Paint Viscosity Basics
You walk into the paint store, you choose the color you want, and you bring it home. It’s as simple as that when it comes to choosing paint, right? While customers often choose a paint solely on its color, there are several other important factors to consider.
- Ingredients Used
- Level of VOCs
While you don’t have to know everything about paint to choose a good one, there is one important characteristic that can help improve your painting projects.
The viscosity of a paint, which is basically the thickness of a paint, plays an important role in its application. Viscosity is a measure of how resistant a paint is to spreading. This is an important characteristic because it determines how it performs when applied with different tools like brushes, rollers, and sprayers.
Viscosity and Application
Retail paint stores and home improvement stores are generally stocked with paints that have a uniform viscosity that is calibrated for use with brushes and rollers. These paints are simple to apply, are easy to use, and provide consistent results.
If you plan on using a different method of application, such as a sprayer, you will need to know more about the right viscosity for your equipment and how to achieve it in your paint. An overly viscous paint applied via a spray gun can create a ridge, uneven areas, and resist application. It can even ruin your equipment if used repeatedly or for a long duration.

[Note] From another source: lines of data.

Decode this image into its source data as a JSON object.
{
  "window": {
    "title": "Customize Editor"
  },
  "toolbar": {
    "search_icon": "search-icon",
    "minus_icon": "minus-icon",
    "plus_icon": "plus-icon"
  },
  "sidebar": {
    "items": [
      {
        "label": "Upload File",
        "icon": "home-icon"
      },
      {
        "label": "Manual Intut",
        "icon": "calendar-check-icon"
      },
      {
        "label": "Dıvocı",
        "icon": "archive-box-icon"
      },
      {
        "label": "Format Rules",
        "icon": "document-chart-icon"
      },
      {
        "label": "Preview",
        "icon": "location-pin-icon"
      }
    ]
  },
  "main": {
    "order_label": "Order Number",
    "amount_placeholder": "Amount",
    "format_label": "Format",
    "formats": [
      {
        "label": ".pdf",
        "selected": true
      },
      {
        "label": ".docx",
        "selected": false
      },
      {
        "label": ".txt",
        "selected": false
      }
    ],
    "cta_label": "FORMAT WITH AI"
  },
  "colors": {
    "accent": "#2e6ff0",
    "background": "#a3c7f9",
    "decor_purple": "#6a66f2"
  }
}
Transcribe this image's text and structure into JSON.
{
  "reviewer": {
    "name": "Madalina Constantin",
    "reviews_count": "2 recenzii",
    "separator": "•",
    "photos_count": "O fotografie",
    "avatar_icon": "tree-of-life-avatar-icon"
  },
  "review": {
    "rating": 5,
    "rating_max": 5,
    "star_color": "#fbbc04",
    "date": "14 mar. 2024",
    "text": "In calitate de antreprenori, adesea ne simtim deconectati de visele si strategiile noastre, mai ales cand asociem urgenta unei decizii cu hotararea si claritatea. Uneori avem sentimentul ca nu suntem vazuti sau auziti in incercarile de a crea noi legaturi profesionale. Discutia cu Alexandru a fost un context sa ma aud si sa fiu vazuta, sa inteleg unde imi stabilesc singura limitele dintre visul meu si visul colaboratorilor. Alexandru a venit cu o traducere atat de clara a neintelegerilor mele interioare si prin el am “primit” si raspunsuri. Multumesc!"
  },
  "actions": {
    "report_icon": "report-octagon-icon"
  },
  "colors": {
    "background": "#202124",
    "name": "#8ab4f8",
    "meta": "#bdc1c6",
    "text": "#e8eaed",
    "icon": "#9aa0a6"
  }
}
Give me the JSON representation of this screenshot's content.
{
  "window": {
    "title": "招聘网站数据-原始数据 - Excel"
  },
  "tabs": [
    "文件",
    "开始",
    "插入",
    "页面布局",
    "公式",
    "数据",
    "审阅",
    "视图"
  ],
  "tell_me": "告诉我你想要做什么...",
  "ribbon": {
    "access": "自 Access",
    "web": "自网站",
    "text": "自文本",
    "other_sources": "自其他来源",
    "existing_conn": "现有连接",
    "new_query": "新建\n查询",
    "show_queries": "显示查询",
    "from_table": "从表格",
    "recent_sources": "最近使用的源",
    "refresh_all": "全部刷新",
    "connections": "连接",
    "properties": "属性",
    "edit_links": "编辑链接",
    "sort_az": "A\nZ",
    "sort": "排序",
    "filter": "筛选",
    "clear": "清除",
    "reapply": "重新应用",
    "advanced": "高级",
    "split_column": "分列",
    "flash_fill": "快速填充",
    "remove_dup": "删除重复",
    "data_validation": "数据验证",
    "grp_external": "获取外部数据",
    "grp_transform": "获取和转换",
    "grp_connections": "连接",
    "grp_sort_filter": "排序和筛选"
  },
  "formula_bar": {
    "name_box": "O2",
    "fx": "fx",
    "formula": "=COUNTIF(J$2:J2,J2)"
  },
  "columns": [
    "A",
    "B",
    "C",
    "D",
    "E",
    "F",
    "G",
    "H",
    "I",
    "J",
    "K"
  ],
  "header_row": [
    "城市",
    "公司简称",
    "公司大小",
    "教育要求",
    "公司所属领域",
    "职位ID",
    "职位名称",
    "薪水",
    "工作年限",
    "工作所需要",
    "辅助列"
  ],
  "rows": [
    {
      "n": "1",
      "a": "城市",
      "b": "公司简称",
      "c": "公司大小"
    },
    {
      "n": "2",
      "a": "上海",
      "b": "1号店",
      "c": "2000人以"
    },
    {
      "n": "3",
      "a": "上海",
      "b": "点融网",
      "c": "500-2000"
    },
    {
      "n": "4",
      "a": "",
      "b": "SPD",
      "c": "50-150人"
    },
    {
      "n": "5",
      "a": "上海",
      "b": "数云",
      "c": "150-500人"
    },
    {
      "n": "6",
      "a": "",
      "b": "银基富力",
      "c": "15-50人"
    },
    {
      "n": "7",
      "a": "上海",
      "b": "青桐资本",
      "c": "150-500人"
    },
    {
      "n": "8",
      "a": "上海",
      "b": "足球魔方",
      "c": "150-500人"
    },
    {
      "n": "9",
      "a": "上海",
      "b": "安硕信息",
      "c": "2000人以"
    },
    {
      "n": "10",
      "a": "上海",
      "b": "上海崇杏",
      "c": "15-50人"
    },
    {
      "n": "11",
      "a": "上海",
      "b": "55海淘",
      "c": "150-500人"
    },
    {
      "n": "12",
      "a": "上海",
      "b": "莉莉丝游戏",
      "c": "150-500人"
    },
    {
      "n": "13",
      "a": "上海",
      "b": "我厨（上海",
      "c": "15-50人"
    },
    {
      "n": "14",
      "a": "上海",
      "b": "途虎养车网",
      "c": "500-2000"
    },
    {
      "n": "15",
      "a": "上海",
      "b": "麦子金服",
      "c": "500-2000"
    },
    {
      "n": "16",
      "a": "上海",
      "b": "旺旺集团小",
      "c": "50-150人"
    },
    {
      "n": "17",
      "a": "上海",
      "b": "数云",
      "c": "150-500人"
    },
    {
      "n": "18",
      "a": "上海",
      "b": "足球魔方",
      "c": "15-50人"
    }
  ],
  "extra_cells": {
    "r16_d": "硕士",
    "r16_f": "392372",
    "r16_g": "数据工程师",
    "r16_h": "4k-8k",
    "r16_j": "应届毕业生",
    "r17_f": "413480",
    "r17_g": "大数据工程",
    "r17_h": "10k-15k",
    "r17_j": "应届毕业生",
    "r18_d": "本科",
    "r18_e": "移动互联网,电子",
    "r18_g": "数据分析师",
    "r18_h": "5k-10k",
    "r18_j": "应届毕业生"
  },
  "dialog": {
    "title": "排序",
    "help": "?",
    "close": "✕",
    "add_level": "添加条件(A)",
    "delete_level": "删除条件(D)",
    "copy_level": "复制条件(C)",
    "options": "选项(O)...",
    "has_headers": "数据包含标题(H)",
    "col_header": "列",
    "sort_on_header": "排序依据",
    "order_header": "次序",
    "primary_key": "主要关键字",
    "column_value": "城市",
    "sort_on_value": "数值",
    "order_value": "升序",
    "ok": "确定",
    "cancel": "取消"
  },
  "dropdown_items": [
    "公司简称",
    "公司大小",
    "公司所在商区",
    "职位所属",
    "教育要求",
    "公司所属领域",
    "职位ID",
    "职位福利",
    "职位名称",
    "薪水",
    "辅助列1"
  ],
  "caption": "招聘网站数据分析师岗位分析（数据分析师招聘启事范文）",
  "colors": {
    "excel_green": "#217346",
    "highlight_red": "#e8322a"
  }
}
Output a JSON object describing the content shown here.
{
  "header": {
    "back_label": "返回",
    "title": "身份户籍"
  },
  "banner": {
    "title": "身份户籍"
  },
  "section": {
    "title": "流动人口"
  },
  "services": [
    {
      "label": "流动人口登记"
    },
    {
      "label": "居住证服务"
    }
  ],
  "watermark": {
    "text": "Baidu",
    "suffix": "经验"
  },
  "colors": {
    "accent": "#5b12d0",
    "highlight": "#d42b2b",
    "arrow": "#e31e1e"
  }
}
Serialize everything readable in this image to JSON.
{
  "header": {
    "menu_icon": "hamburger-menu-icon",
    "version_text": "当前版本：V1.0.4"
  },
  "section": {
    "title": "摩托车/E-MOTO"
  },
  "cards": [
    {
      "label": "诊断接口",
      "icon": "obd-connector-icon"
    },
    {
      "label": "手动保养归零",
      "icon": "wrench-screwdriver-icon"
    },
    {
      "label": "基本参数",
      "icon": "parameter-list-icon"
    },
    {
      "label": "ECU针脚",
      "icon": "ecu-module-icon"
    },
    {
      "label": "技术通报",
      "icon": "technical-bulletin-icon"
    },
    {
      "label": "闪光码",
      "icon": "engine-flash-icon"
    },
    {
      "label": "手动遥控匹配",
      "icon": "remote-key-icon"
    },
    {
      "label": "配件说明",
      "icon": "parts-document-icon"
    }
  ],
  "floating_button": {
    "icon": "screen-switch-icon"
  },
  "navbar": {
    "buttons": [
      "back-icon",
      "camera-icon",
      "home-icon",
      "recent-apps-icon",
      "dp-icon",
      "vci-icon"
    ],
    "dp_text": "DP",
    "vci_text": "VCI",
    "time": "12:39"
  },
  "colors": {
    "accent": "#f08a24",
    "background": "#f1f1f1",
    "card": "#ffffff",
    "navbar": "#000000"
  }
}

Illustrating viscosity with other common materials is a helpful way to understand how it applies to paint. Water, for example, has a very low viscosity. It is easily manipulated, splashes and runs, and is very “thin.” These characteristics make water virtually impossible to spread, but very easy to spray in a mist.
Alternatively, honey is a very thick, viscous substance that can’t be sprayed or misted. If it spills, it slowly oozes instead of running off of a counter or table. If you try to wipe it up, it smears and spreads, coating the surface in a sticky film.
In both cases, the viscosity of the material determines how it behaves when it encounters a surface. When it comes to painting, you can use this knowledge to select the right viscosity for the method of application you plan on using.